Il tema di questo episodio è ripreso da Monsters Are Due on Maple Street. Per far litigare un intero vicinato è bastato togliere la corrente, creare scompiglio spegnendo e riaccendendo luci di tanto in tanto in una casa sempre diversa, in modo da creare sospetti su possibili alieni tra di loro. Mentre i veri alieni li osservavano da lontano manipolando la loro elettricità e aspettando che si uccidessero tra loro, in modo da invadere facilmente quel quartiere.

Anche in A Traveler lo scopo del viaggiatore è proprio quello di mettere gli esseri umani gli uni contro gli altri, per facilitare l’invasione del suo popolo.

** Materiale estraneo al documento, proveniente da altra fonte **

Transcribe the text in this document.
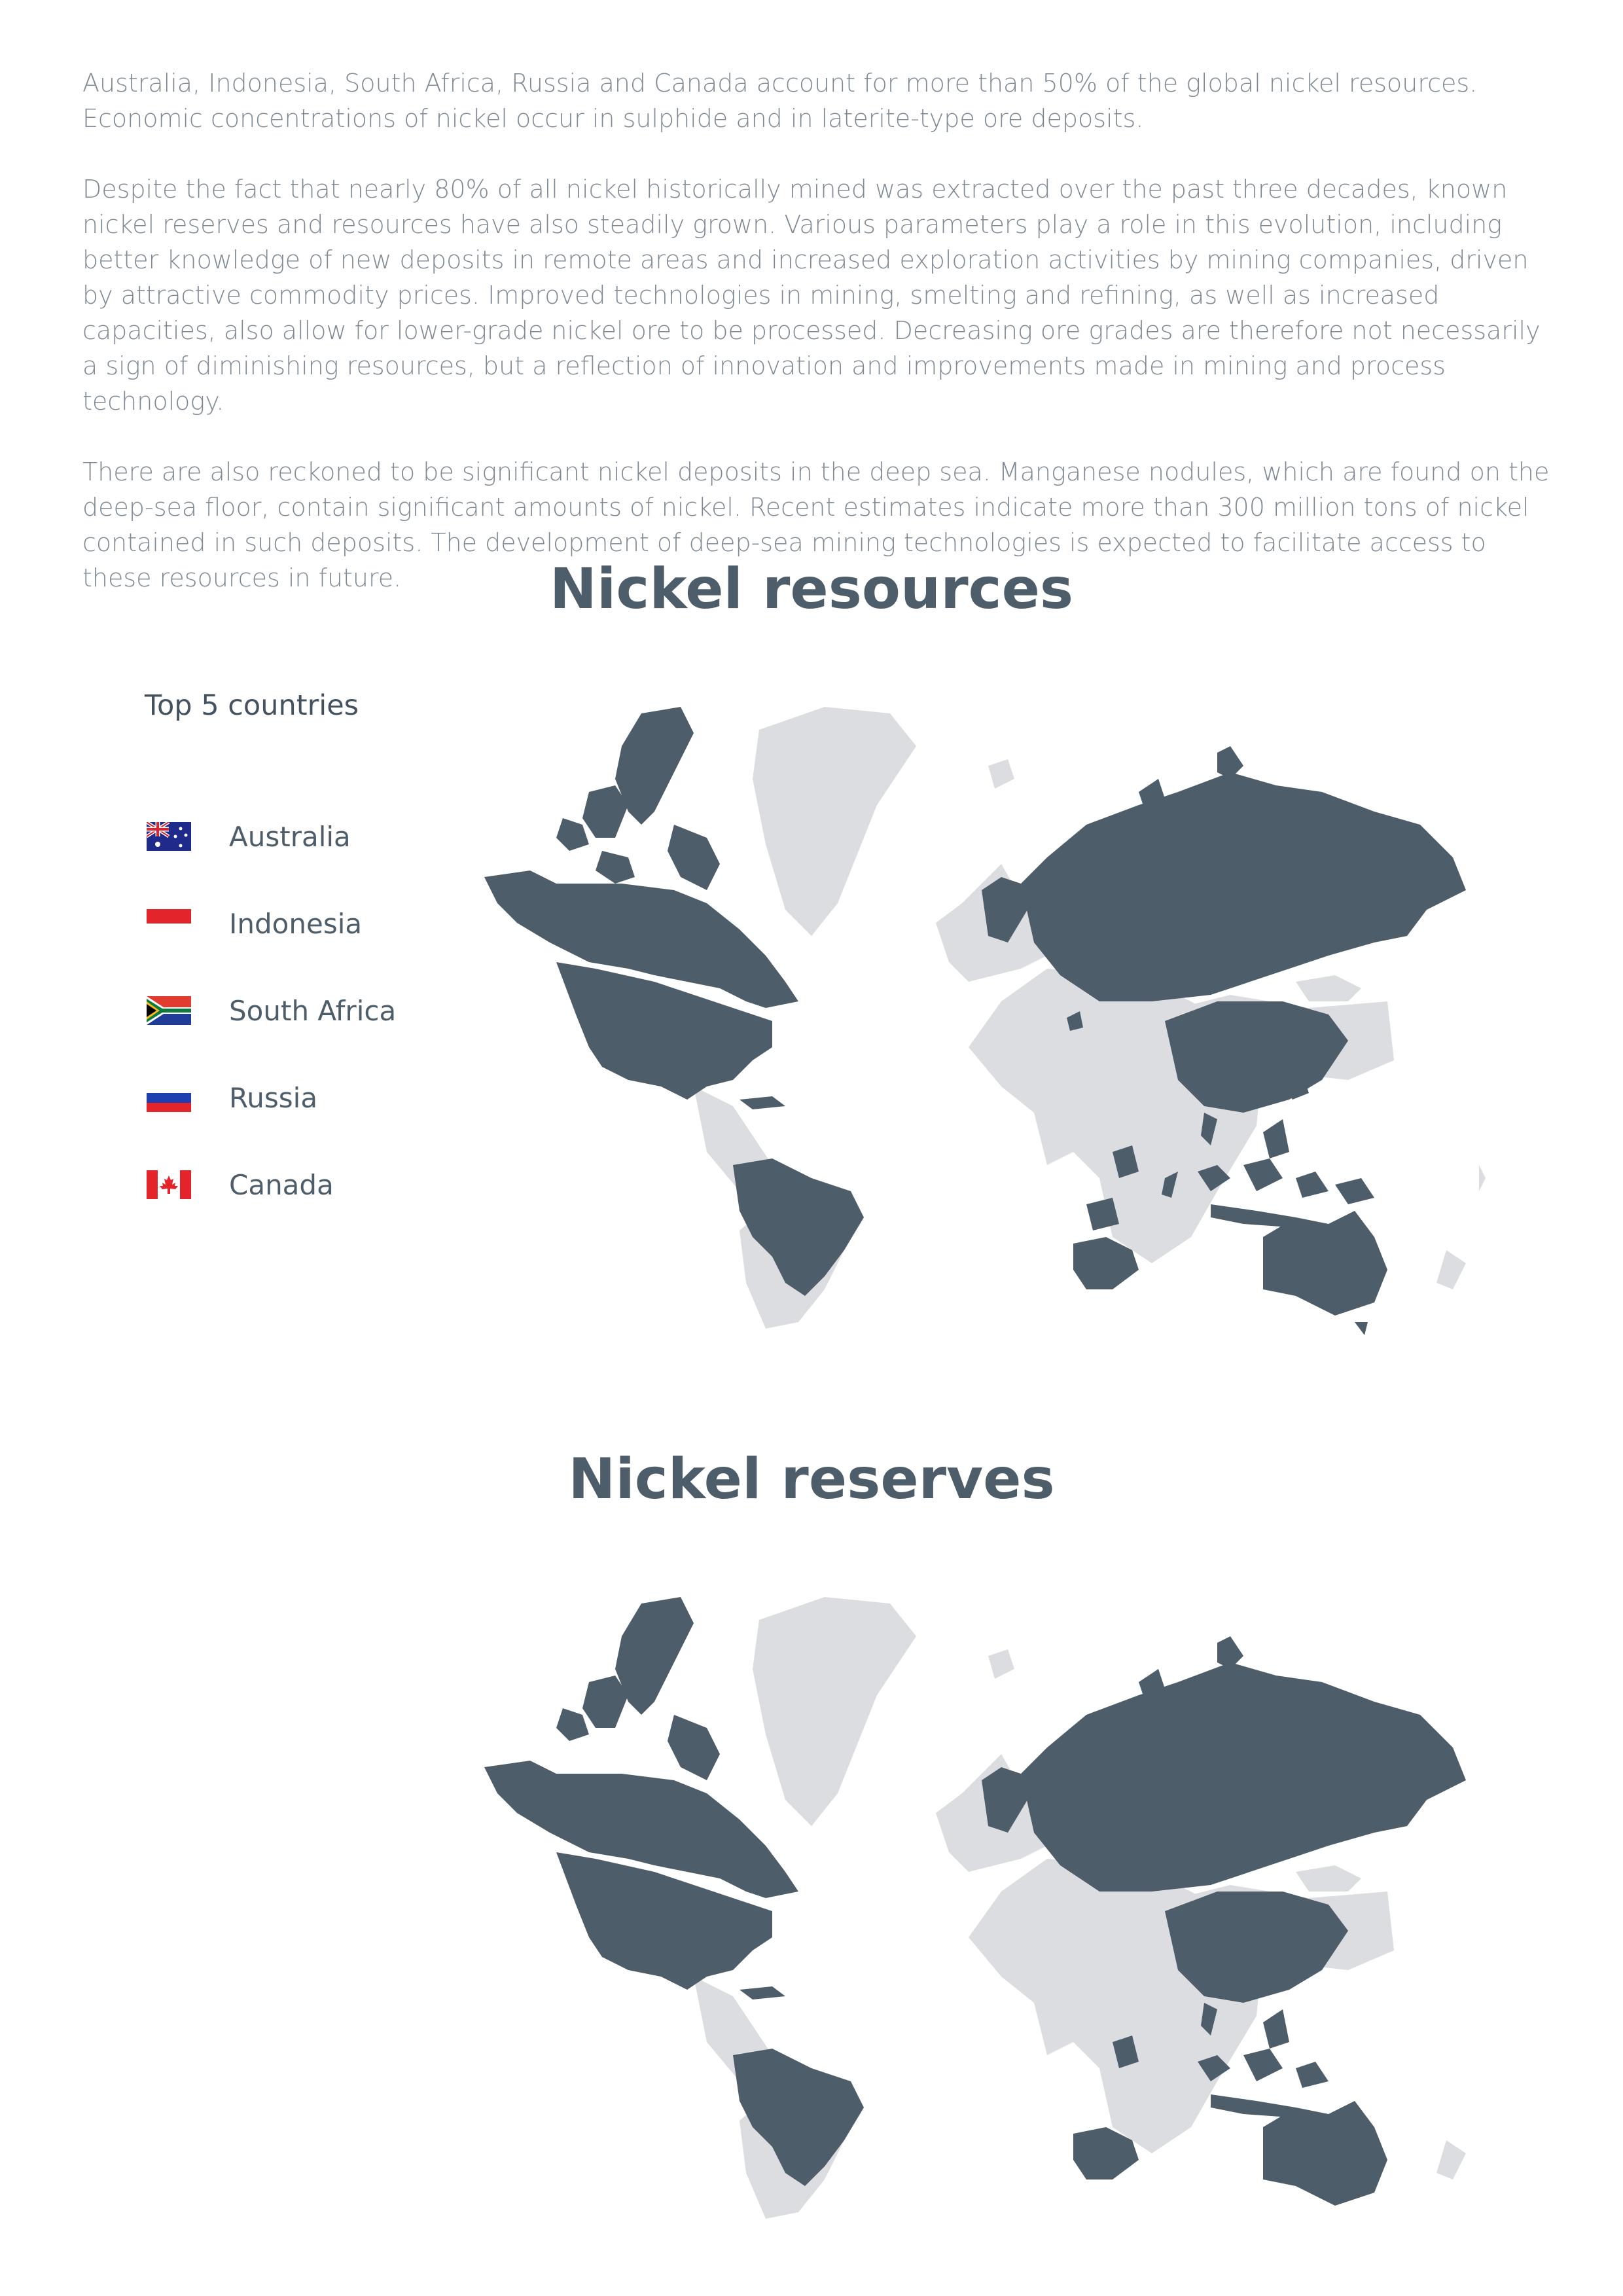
Australia, Indonesia, South Africa, Russia and Canada account for more than 50% of the global nickel resources. Economic concentrations of nickel occur in sulphide and in laterite-type ore deposits.

Despite the fact that nearly 80% of all nickel historically mined was extracted over the past three decades, known nickel reserves and resources have also steadily grown. Various parameters play a role in this evolution, including better knowledge of new deposits in remote areas and increased exploration activities by mining companies, driven by attractive commodity prices. Improved technologies in mining, smelting and refining, as well as increased capacities, also allow for lower-grade nickel ore to be processed. Decreasing ore grades are therefore not necessarily a sign of diminishing resources, but a reflection of innovation and improvements made in mining and process technology.

There are also reckoned to be significant nickel deposits in the deep sea. Manganese nodules, which are found on the deep-sea floor, contain significant amounts of nickel. Recent estimates indicate more than 300 million tons of nickel contained in such deposits. The development of deep-sea mining technologies is expected to facilitate access to these resources in future.	Nickel resources
Top 5 countries
Australia
Indonesia
South Africa
Russia
Canada
Nickel reserves
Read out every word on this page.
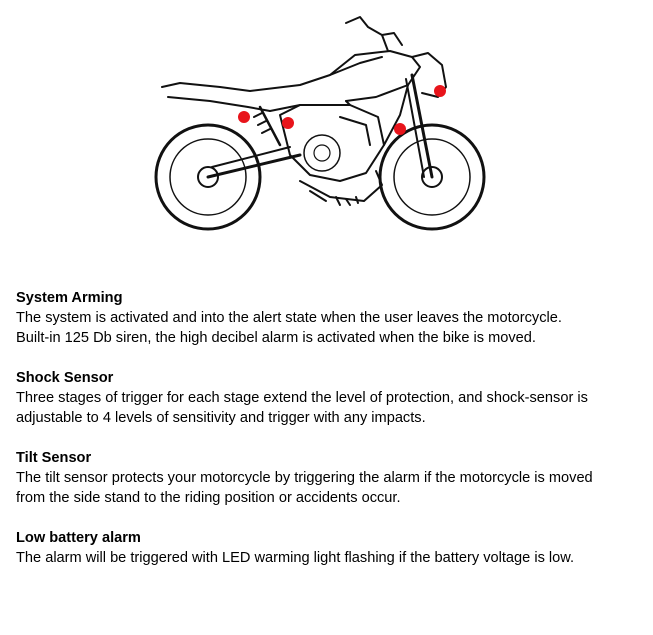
System Arming

The system is activated and into the alert state when the user leaves the motorcycle.
Built-in 125 Db siren, the high decibel alarm is activated when the bike is moved.

Shock Sensor

Three stages of trigger for each stage extend the level of protection, and shock-sensor is
adjustable to 4 levels of sensitivity and trigger with any impacts.

Tilt Sensor

The tilt sensor protects your motorcycle by triggering the alarm if the motorcycle is moved
from the side stand to the riding position or accidents occur.

Low battery alarm

The alarm will be triggered with LED warming light flashing if the battery voltage is low.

Non manca il gioco di luci, che si spengono e riaccendono, controllate da lui stesso o dagli altri alieni in lontananza. Vediamo che ha il potere di aprire le porte delle celle, quindi probabilmente è lui stesso a controllare anche le luci. Tutto quel che dice si rivela essere una bugia. Anche questo è un tentativo di confondere gli esseri umani, che crederanno solo alle bugie a cui vogliono credere. E proprio per questo continuo mentire, non possiamo essere sicuri del finale.

Yuka decide di credere che il suo capitano sia corrotto, ma non abbiamo la certezza che sia vero. Come non abbiamo la certezza che la promessa dello straniero fatta a Yuka – di diventare il nuovo capitano, lavorando però per loro – si sia poi realizzata. L’episodio si conclude dandoci la certezza che il paese di Iglaak è stato invaso dagli alieni. Ma non sappiamo quali siano le sorti di Yuka, di Pendleton e di Jack, fratello di Yuka che sembra fraternizzare con l’alieno. Possiamo immaginare che, una volta invasa la città, gli alieni abbiano tenuto in vita Jack e chiunque abbia accettato le loro condizioni. Ma potrebbe anche essere che abbiano ucciso tutti indistintamente. L’importante era distrarli e indebolirli, e ci sono riusciti.

Il quarto episodio di The Twilight Zone ci lascia con un po’ di amaro in bocca e qualche dubbio, ma con una evidente grande verità: per quanto possiamo crederci intelligenti, l’essere umano non lo sarà mai abbastanza da non accettare una bugia comoda per una verità difficile.